Under a consent order and agreement announced today, PBS Coals Inc. will treat mine discharge water from the site that was discovered in 2003. Due to the area’s sensitive nature and status, PBS could not treat the water as it would normally. Instead, the company pumped groundwater from an adjacent mine pool to lower the water table, which stopped the discharge.
The National Park Service and families of Flight 93 victims plan to build a memorial where the plane crashed in Stoneycreek Township. However, the park service will not take possession of the land until plans move forward on a long-term treatment solution for the mine discharges.
Water pumped to the well from the mine pool now discharges into Lamberts Run, where the water is treated to remove iron. Lamberts Run is already contaminated by acid mine drainage from three abandoned mine sites.
Employing this technique required PBS to treat significantly more water than if treated at the crash site, which added to the cost, as did the requirement to treat for manganese.

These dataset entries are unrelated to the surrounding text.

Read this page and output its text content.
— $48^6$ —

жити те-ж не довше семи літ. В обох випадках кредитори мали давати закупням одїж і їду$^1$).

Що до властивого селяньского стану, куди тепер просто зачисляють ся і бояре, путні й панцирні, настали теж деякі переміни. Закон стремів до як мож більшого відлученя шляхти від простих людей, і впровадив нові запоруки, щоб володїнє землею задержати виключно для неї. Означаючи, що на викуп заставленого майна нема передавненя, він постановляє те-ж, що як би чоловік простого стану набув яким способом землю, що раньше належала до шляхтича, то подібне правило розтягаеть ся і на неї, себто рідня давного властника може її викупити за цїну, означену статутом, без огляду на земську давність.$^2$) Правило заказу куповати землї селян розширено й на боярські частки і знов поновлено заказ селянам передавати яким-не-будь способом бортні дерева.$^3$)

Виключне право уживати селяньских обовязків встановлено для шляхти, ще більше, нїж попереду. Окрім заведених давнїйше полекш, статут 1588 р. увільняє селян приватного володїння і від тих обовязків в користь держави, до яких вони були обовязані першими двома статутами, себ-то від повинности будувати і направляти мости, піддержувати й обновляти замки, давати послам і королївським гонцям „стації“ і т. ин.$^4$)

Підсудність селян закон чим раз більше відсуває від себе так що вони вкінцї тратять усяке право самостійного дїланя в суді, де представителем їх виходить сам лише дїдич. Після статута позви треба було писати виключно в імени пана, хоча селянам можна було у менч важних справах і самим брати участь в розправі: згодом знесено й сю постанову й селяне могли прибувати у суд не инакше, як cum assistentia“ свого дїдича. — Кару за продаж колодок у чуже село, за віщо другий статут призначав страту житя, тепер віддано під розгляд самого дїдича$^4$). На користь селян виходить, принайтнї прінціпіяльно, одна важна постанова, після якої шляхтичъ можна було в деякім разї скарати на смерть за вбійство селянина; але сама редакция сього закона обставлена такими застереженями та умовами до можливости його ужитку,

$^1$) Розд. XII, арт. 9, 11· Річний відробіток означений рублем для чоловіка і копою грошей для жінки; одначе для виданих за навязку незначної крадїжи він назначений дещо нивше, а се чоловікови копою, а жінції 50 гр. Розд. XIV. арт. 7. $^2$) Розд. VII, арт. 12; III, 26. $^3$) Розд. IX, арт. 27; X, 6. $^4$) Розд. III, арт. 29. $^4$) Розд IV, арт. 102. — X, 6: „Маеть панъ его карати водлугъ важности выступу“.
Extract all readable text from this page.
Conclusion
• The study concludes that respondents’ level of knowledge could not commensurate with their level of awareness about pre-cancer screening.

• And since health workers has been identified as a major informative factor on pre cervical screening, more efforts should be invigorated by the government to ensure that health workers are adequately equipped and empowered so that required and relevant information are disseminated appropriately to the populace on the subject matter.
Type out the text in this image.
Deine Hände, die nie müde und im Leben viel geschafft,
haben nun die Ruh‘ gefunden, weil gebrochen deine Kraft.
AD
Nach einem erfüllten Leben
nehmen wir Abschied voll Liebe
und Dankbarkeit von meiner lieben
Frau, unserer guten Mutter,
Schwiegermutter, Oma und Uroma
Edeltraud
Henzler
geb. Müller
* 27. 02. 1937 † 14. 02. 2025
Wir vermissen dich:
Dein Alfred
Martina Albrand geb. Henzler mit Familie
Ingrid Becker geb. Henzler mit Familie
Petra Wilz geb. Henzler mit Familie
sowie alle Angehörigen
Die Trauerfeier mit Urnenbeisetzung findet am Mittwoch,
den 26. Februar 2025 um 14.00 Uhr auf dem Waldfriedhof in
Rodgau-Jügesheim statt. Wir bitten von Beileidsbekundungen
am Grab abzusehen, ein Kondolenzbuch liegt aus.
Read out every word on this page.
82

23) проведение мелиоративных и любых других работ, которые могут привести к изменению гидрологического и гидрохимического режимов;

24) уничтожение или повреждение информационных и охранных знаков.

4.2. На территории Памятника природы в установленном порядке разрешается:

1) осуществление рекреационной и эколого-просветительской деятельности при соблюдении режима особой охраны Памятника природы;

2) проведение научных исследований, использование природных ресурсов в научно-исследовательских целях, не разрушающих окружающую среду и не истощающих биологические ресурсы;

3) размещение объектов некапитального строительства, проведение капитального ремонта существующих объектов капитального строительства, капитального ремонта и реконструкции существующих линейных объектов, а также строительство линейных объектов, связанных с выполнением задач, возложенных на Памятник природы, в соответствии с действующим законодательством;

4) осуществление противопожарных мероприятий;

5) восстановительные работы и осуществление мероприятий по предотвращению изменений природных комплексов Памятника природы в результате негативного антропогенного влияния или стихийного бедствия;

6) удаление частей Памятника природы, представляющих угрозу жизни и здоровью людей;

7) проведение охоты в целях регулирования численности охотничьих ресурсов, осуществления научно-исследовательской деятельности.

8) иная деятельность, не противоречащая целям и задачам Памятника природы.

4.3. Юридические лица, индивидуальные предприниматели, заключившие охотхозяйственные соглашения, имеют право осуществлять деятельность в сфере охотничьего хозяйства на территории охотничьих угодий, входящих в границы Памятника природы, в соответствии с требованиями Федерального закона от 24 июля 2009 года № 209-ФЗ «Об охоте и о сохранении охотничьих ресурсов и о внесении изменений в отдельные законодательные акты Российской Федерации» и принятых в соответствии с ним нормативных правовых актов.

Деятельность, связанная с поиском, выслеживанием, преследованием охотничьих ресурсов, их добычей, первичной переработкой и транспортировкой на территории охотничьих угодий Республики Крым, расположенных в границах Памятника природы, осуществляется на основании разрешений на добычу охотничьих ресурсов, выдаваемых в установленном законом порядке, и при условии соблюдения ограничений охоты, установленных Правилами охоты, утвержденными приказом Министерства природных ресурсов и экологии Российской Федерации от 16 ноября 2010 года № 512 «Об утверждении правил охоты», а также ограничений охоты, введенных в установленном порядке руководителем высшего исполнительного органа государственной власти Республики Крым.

The agreement states that PBS Coals will no longer be required to treat for manganese. The company also will monitor water quality at several points along Lamberts Run, including approximately four miles from the discharge where it meets the Stonycreek River and approximately 10 miles downstream at the Hooversville Public Water Supply intake.
Should DEP identify a manganese impact to Stoneycreek River or the Hooversville water supply intake, PBS Coals will be required to resume treatment for the metal.
“We do not believe manganese will degrade Lamberts Run, as there is no evidence existing manganese concentrations will impact aquatic life, or create a problem for the downstream public drinking water supply,” said McGinty. “The levels at the supply intake should be well below the level required for safe drinking water.”
The secretary noted water quality limits for manganese were established to address aesthetic issues, such as laundry staining, not because of health or environmental risks.
The Pennsylvania Fish and Boat Commission, Somerset Conservancy, Stonycreek Conemaugh River Improvement Project and Somerset County Conservation District all support the conceptual plan included in the consent order and agreement.